Mercedes have long set the quality benchmark and as you would expect, the fit, finish, and materials used throughout the C250 Sport were first class. The feel of the switches, controls and stalks to the operation of the centre console lid shows the attention detail and quality the brand is renowned for.
PRICING & EQUIPMENT
The C250 has hit a sweet spot with customers and is the biggest seller in the C-class coupé range and to ‘build’ a Coupe Sport goes like this. You start with a $70,990 C250 coupe then you add $3990 for the 250 Sports pack which included the sport body kit, 18-inch alloy wheels, sports steering wheel, Mercedes-Benz embossed brake calipers, drilled front brake discs, lowered sports suspension, sports pedals, speed-sensitive sports steering, ‘SPORT’ badges, sports exhaust system, sports tuning of engine and transmission in Sport and Manual mode and black leather seats with red stitching.

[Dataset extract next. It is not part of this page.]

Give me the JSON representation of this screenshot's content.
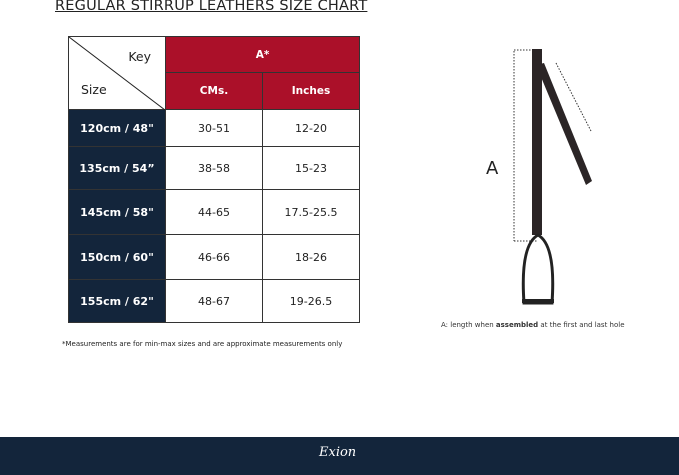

The C250 Coupe Sport also had the $2490 ‘Seat Comfort Pack’ which gave you power adjustable and heated front seats with memory, passenger mirror with reverse parking position and electrically adjustable steering column. The Driver Assist package of Active Blind Spot and Active Lane Keeping Assist added $2790. And finally the Vision Pack comprising panoramic glass sunroof with tilt/slide, a superb Harman Kardon surround sound system with 12 speakers and KEYLESS-GO access and drive authorisation system for which sets you back a further $4990. Warranty – The Mercedes Benz warranty is three years unlimited kilometres.
Stability control, traction control, ABS, EBD and brake assist complete the C 250 Sport’s electronic safety suite, while occupants are protected by eight airbags (front, front side, rear side, full-length curtain).The C250 Coupe Sport also featured the optional Driver Assist pack that included lane keep assist and blind spot monitoring. A small triangle sits in each door mirror. When safe to switch to another lane the triangle remained blank, if there was a car nearby they glowed orange and if it was deemed unsafe, they glowed red. Venturing out of the lane got you an audio warning as well. Another feature was brake hold. By pushing your foot firmly on the brake pedal, it would hold the car until you pushed the accelerator.